The Giver takes place
in a future society where sameness is celebrated; all emotion eradicated and
even the color spectrum is reduced to shades of gray. There is no war or hunger
but there's also no excitement, and you can forget about sex or anything that
qualifies as fun. Even words are highly regulated by this quietly oppressive
governmental system, one that sends the elderly off to a mysterious paradise known
as "Elsewhere". Of course this supposedly utopian society hides a
dystopian underbelly, one that the Elders don't want to see revealed.

But if someone is going to expose what's really going on it may be Jonas
(Brenton Thwaites), who during the "Choosing Ceremony" (well, that's
what
Divergent called it anyway) is shocked to learn he's been chosen to
become the new Receiver of Memory. The Receiver is to train under the tutelage
of the Giver (Jeff Bridges), a sort of Yoda master gifted (or cursed) with
memories of how humanity used to be; the love, the war; the racism; the joy;
the freedom; all the things that Jonas has never known. When Jonas' eyes are
opened to the reality of human potential, and begins to see color in a way reminiscent
of 1998's
Pleasantville,
he takes it upon himself to change the status quo once and for all.
The Giver explores our basic need to conform, to gain acceptance from
others even at the cost of our individuality. This is a recurring theme we've
seen far too often and done with greater insight by other films. The big
problem is that Philip Noyce and screenwriting duo Michael Mitnick and Robert
Weide do a terrible job of world-building , never fleshing out this society in
a way that would make this believable. It's almost as if this was a movie made
solely for the initiated who already knew everything going in, and maybe since
Bridges has been developing this movie for a decade that's the case.
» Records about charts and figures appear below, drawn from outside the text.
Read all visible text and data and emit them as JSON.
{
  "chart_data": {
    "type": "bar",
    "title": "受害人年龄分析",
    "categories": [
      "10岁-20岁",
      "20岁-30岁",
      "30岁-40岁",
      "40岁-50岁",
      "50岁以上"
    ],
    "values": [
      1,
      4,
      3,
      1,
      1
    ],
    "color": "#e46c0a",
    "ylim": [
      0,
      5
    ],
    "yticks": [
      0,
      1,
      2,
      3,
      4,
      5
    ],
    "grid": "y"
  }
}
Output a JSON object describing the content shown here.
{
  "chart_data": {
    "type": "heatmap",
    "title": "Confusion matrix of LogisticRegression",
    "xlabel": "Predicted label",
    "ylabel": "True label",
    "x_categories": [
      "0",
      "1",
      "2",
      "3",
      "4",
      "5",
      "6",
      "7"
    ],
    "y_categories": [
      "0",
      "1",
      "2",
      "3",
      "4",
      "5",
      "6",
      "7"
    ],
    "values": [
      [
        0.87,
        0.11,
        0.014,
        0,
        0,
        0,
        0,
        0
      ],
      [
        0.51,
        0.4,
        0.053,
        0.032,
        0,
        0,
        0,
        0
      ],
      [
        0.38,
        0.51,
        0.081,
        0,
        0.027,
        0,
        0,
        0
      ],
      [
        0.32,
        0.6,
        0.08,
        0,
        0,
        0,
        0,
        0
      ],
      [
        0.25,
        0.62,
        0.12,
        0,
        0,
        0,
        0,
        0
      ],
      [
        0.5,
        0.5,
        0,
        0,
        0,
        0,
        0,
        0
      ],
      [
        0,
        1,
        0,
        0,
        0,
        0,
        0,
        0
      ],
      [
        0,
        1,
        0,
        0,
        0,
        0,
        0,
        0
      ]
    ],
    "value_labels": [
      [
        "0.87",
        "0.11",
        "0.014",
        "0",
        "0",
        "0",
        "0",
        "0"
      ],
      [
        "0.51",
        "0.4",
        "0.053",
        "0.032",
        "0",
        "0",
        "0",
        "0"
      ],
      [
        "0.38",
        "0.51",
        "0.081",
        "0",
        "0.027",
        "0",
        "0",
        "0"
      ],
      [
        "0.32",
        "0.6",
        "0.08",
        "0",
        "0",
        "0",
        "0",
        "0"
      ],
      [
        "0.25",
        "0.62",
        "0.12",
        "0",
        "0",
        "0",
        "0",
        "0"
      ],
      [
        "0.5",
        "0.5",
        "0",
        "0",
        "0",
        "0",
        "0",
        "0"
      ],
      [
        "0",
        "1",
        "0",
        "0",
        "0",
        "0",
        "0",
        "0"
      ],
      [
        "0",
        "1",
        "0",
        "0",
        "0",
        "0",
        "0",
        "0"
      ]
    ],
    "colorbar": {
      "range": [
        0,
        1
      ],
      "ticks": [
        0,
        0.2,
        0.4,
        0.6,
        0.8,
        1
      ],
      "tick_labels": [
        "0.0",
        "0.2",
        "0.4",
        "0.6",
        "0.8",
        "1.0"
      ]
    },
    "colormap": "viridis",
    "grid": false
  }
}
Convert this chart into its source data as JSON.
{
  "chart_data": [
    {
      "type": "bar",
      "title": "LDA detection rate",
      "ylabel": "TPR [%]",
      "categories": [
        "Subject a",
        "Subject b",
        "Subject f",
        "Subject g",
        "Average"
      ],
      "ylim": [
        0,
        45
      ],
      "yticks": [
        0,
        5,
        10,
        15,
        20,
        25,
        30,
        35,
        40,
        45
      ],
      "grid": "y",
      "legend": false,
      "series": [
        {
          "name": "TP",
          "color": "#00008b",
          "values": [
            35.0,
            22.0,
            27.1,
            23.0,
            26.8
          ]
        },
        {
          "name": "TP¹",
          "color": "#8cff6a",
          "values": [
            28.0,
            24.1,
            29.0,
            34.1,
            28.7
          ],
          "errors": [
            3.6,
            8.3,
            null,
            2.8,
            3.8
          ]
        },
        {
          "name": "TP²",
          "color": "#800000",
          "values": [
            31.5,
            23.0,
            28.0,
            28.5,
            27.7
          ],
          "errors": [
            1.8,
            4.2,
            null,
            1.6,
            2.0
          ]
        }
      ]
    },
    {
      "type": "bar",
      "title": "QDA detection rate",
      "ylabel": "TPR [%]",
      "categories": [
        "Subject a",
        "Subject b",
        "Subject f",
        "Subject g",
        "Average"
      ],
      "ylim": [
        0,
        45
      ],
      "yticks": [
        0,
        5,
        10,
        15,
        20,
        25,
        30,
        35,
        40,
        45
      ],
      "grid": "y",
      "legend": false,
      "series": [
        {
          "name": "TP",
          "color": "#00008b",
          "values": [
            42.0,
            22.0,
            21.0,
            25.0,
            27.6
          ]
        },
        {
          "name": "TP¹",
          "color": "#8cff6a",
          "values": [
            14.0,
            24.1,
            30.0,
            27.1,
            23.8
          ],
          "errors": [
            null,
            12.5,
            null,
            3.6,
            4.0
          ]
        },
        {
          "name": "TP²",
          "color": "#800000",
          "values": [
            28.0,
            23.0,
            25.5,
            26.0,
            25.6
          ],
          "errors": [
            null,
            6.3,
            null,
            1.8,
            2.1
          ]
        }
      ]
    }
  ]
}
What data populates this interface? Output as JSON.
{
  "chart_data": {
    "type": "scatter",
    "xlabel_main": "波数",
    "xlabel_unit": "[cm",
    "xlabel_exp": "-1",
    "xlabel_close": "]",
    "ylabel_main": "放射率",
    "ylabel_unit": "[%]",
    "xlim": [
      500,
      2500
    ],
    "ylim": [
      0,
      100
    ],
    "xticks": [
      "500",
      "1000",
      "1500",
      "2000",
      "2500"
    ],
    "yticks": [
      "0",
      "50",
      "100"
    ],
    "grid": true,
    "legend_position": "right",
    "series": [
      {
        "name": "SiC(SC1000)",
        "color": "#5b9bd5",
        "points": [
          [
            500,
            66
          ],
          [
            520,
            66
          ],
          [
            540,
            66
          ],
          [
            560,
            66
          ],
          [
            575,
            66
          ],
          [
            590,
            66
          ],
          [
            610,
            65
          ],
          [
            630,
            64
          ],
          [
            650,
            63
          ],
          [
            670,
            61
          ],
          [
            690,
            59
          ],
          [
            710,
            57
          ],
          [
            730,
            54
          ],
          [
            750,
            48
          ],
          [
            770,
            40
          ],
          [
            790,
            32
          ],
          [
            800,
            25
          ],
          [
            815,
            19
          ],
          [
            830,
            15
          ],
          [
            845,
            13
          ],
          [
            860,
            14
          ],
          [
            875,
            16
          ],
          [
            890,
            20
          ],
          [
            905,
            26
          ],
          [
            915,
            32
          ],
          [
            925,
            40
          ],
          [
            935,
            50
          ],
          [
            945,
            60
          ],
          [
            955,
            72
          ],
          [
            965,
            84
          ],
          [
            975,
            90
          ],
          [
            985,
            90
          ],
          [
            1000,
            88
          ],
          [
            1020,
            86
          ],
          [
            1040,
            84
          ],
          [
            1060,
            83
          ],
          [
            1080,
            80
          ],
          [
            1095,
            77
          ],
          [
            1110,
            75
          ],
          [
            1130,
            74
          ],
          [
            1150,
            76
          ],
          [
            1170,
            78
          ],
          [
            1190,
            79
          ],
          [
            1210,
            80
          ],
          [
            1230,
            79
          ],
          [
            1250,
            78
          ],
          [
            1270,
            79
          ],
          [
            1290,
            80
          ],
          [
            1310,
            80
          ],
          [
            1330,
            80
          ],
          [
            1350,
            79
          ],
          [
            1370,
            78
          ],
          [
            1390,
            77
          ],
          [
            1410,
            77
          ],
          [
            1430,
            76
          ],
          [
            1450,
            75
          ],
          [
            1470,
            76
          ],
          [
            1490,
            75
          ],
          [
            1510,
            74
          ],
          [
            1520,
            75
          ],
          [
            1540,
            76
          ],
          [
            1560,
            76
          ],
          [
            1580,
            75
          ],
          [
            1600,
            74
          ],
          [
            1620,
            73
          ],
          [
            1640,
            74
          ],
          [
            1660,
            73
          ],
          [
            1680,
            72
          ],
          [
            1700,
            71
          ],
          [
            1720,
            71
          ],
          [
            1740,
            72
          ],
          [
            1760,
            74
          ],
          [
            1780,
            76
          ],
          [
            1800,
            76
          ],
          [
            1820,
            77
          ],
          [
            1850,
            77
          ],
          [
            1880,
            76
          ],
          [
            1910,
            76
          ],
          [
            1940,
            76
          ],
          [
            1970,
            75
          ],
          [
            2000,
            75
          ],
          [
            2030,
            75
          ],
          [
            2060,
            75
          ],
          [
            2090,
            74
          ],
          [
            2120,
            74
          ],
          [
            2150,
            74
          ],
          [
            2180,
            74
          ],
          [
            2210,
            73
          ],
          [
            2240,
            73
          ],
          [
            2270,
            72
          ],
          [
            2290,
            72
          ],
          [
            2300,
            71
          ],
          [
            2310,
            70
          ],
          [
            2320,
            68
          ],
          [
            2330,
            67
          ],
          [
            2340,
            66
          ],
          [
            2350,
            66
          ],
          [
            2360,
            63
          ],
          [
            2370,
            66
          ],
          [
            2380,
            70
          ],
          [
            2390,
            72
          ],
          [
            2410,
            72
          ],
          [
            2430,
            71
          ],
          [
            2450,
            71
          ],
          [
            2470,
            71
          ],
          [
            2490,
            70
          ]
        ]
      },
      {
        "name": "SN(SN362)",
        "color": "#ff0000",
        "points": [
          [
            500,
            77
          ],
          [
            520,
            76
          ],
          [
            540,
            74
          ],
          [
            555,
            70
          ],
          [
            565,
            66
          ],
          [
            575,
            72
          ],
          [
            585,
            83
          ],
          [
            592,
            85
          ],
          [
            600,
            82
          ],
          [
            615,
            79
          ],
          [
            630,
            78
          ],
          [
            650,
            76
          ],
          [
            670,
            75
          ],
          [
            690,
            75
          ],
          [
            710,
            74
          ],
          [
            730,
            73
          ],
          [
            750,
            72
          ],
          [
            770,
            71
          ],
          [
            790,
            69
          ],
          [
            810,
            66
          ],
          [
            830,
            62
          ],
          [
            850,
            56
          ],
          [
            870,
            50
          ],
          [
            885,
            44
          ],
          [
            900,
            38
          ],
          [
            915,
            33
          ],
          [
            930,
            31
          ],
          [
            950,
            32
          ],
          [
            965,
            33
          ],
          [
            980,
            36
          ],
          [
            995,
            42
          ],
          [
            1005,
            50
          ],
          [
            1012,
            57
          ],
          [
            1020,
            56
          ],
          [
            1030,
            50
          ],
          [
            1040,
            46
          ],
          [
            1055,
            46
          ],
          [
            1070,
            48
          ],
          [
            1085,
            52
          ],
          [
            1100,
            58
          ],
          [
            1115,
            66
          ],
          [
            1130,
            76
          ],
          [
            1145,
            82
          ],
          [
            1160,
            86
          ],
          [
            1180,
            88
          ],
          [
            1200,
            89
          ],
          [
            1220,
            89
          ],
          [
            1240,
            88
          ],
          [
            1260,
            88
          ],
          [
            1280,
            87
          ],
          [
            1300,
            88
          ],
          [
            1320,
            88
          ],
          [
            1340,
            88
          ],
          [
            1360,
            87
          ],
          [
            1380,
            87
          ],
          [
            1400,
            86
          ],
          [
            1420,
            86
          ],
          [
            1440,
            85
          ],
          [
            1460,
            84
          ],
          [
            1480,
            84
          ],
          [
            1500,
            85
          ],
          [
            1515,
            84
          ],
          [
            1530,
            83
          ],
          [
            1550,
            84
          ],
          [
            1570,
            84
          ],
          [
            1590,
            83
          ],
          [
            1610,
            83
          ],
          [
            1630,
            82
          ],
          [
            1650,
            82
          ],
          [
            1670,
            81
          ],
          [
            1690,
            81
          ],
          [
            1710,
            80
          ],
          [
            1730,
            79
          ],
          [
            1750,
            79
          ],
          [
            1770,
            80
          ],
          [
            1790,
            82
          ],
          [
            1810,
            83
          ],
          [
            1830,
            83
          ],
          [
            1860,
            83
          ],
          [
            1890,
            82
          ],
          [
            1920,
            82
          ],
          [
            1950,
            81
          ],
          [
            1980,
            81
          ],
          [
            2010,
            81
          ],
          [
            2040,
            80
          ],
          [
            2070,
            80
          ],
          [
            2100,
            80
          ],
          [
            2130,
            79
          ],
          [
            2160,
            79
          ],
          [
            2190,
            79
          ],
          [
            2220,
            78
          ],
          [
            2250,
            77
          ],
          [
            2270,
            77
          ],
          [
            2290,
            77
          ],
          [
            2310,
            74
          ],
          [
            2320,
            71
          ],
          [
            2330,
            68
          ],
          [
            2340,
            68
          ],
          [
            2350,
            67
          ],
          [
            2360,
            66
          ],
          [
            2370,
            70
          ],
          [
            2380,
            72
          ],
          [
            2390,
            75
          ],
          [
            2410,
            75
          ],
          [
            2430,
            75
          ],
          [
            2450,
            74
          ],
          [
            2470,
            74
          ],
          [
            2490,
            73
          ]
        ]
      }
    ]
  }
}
He scored
a major coup attracting the likes of Meryl Streep to star as the Chief Elder
and she's so bland you wish for the hair-pulling excesses of
August: Osage
County. But she's a damn sight better than Thwaites who seems to have
taken the lack of emotion to heart. While others such as Katie Holmes,
Alexander Skarsgard, and Odeya Rush are expected to dial it back due to the
story's requirements, Thwaites has no such excuse. He's comically bad and
woefully stiff, but worse he's just not much of a presence at all. The story
needs a charismatic figure and the only one it gets is Bridges. With a
mischievous, knowing twinkle in his eye he's the only character fully-formed
enough to warrant our sympathy, especially as he mourns over the memory of his
last student (Taylor Swift in a minor cameo) who met a tragic fate.

While Streep is ostensibly the "villain" the real nemesis for
Jonas is societal compliance, and that doesn't give him much to directly
contend with. As a result there's a severe lack of action (unless sled rides
are thrilling to you?) and a tone that stays flat throughout. Without a proper rising
of the stakes the film ends with a resounding thud that won't have many aching
for a sequel. Uniformity muddies
The Giver's core message, and without a
compelling story or central character it's not a film you'll want to receive.